Index-only scans and covering indexes
When a query references only the columns stored in an index, PolarDB can return results from the index alone without accessing the underlying table data. This is called an index-only scan.
Index-only scan
-- Create a table and an index
CREATE TABLE test(id int, name varchar(10));
CREATE INDEX ON test(name);
A query that selects only the indexed column uses an index-only scan:
EXPLAIN SELECT name FROM test WHERE name = 'a1'; QUERY PLAN
-------------------------------------------------------------------------------
Index Only Scan using test_name_idx on test (cost=0.29..8.31 rows=1 width=6)
Index Cond: (name = 'a1'::text)
(2 rows)
Without the index, the same query does a sequential scan:
QUERY PLAN
-------------------------------------------------------
Seq Scan on test (cost=0.00..1791.00 rows=1 width=6)
Filter: ((name)::text = 'a1'::text)
(3 rows)
Covering indexes
If a query selects columns beyond the index key, use a covering index with the INCLUDE clause to add those columns to the index without making them part of the search key:
-- Add the 'id' column to the index so SELECT * queries can use an index-only scan
CREATE INDEX ON test(name) INCLUDE(id);EXPLAIN SELECT * FROM test WHERE name = 'a1'; QUERY PLAN
-----------------------------------------------------------------------------------
Index Only Scan using test_name_id_idx on test (cost=0.42..8.44 rows=1 width=10)
Index Cond: (name = 'a1'::text)
(2 rows)
An index-only scan is possible only when the query references columns stored in the index.
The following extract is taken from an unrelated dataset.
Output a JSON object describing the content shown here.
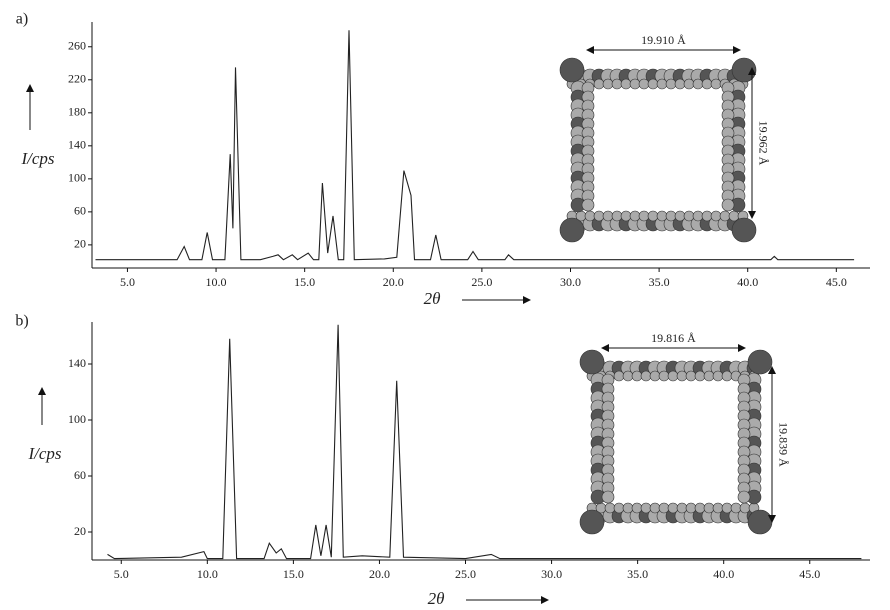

If the query touches any column not in the index, the planner falls back to a heap fetch.
Internal architecture
PolarDB B-tree indexes use four types of pages internally:
| Page type | Description |
|---|---|
| Meta page | One page per index; stores a pointer to the root page |
| Root page | The top of the B-tree; required for every index |
| Branch page | Intermediate nodes created when the tree grows beyond a single level |
| Leaf page | Bottom-level nodes that hold the actual index entries |
The meta page and root page are always present. As the number of indexed rows grows, a root page may become insufficient to store all heap items. Therefore, leaf pages, branch pages, or multi-layer branch pages are added to maintain balanced access paths.